At writing, shares of SBUX trade at 24.1 times trailing earnings, below the industry average just north of 31 times.

Starbucks: Intriguing Catalysts That Could Propel Shares amid Its “Reinvention”

It isn’t just an alleviation of macro headwinds that could allow Starbucks to sustain its recent run. Management is investing in itself, with its reinvention plan to help ease unionization efforts while bringing in greater store traffic. Investments in technologies (think mobile ordering and automation) may also provide a long-lived boon to margins while boosting customer loyalty.

Indeed, Howard Schultz is keen on investing to “reinvent” Starbucks for the new age. He’s done it before with great success, and he’s likely to pull it off again. As a part of the firm’s strategic pivot, which aims to improve retail partner relations and the overall customer experience, Starbucks could make its baristas, customers, and shareholders happy again.

Starbucks faces an uphill battle, as it looks to continue powering through macro headwinds. In any case, I think Schultz’s initiatives have laid down a runway for the stock to return to its highs.

Updates to the company’s mission will make anyone warm and fuzzy. However, it’s the technological initiatives that could provide the most room for productivity gains. In a prior piece, I outlined that automation was key for Starbucks to get around the labor shortage and unionization attempts.

Looking ahead, I don’t expect such high-tech efforts to experience a slow of pace. Just one month ago, Starbucks and Amazon (AMZN) launched their second “Just Walk Out” cashier-less store in New York City.

Amazon is arguably one of the most innovative firms in automation and robotics these days. As the Amazon-Starbucks partnership continues bearing fruit, it’s not hard to imagine more similar stores being rolled out nationwide. In 10 years, your local Starbucks store will likely look much different than it has in recent years.
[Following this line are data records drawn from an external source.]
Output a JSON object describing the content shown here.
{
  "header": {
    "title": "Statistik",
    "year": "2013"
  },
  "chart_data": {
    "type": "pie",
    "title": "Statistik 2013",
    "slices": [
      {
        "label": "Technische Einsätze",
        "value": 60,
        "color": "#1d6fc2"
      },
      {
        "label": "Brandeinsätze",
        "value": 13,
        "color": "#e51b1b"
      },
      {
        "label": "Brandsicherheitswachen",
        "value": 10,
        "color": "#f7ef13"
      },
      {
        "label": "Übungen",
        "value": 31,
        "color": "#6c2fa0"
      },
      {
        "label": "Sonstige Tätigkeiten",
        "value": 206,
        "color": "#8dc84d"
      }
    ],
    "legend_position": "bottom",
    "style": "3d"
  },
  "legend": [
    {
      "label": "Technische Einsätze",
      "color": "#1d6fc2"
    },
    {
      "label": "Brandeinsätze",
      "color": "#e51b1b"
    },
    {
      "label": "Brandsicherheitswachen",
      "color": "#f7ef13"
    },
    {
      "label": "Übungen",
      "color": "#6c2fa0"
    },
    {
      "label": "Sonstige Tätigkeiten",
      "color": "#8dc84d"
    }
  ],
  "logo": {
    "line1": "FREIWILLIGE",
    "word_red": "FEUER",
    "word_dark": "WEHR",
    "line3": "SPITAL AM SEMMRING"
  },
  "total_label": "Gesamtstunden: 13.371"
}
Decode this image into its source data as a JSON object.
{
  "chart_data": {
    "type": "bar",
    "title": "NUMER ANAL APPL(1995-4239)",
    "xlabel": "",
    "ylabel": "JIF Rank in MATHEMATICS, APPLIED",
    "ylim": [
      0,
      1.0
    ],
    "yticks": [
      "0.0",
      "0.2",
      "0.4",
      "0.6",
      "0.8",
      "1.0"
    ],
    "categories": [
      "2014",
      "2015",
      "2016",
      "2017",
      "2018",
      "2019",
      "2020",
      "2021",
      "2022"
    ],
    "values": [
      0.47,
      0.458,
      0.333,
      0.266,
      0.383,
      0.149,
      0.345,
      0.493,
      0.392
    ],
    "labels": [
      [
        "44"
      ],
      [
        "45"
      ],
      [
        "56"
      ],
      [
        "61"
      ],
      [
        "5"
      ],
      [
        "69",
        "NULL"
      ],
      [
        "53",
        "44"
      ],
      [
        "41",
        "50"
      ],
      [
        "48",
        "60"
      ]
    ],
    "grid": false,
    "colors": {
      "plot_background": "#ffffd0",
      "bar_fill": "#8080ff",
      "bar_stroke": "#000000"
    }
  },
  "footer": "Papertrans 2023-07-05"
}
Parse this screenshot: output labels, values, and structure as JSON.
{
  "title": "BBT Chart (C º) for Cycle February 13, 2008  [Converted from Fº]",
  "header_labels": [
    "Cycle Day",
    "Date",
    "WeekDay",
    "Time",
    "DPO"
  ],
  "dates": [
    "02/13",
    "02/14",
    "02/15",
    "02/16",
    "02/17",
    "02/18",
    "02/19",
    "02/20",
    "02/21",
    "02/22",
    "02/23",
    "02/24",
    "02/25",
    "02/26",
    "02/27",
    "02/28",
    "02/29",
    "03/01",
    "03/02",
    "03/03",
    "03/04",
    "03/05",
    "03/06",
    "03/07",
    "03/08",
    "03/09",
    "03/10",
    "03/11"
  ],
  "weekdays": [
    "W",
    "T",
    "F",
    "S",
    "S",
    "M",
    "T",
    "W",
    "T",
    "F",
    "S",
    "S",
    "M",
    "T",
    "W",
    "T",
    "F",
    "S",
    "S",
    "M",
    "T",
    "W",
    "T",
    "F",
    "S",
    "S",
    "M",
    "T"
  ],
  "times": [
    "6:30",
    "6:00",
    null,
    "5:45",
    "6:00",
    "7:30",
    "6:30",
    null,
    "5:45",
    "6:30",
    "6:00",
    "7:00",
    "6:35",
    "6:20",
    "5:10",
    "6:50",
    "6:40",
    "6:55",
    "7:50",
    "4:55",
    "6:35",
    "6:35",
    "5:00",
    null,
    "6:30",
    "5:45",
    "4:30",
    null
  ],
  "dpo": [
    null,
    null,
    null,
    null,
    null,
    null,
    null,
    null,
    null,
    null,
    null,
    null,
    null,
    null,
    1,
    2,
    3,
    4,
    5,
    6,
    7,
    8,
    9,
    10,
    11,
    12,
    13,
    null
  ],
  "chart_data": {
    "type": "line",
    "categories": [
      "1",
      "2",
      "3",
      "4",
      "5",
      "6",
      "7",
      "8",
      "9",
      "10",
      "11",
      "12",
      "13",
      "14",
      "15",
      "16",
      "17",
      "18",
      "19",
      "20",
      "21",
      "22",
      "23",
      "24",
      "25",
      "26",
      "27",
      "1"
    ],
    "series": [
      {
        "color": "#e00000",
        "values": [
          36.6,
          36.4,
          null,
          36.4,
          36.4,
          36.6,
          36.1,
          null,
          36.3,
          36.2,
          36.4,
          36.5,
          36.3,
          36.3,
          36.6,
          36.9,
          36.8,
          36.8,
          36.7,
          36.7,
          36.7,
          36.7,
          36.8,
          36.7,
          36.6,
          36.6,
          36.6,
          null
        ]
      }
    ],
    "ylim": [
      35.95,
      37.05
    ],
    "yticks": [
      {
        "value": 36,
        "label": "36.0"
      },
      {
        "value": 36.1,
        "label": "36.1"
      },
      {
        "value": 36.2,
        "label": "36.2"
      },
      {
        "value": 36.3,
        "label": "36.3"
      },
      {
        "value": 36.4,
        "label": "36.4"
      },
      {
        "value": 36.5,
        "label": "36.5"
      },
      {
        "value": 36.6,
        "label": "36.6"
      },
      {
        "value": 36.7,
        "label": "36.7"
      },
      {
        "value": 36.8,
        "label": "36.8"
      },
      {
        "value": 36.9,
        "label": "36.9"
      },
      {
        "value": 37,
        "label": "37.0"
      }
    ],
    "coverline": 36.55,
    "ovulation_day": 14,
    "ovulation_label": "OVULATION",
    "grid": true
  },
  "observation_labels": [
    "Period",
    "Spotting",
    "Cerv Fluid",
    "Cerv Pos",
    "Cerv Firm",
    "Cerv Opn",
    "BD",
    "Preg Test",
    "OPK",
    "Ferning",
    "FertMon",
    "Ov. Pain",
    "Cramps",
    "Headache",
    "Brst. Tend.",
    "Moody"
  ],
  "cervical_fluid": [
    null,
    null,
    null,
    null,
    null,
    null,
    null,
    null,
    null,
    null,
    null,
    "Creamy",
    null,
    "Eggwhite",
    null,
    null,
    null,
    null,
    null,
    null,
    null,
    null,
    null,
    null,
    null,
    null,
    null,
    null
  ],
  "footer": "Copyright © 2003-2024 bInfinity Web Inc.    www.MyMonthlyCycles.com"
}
China Headwinds Could Turn to Tailwinds

Finally, China remains a crucial pillar of growth that could strengthen as COVID-19 lockdowns continue to abate. Schultz sees the Chinese market surpassing the U.S. market one day. With a generational wealth transfer in China and a newfound love for premium beverages, I think he’s right on the money.

In the first half, the Chinese market was weighed down by ongoing COVID-19 headwinds. Such headwinds should be considered a road bump for Starbucks rather than a long-lived setback. I don’t think it will take long before China shines brightly for Starbucks stock once again.

What is the Target Price for Starbucks?

Turning to Wall Street, SBUX has a Moderate Buy consensus rating based on seven Buys and 10 Holds assigned in the past three months. The average SBUX price target of $92.06 implies 8.4% upside potential. Analyst price targets range from a low of $84.00 per share to a high of $110.00 per share.

Takeaway – Shares Still Have Room to Run

Starbucks stock is picking up quite a bit of momentum, but it still has room to the upside, as Schultz pushes for positive change while macro headwinds look to fade. I think investors would be wise to give management the benefit of the doubt while shares look to turn a corner.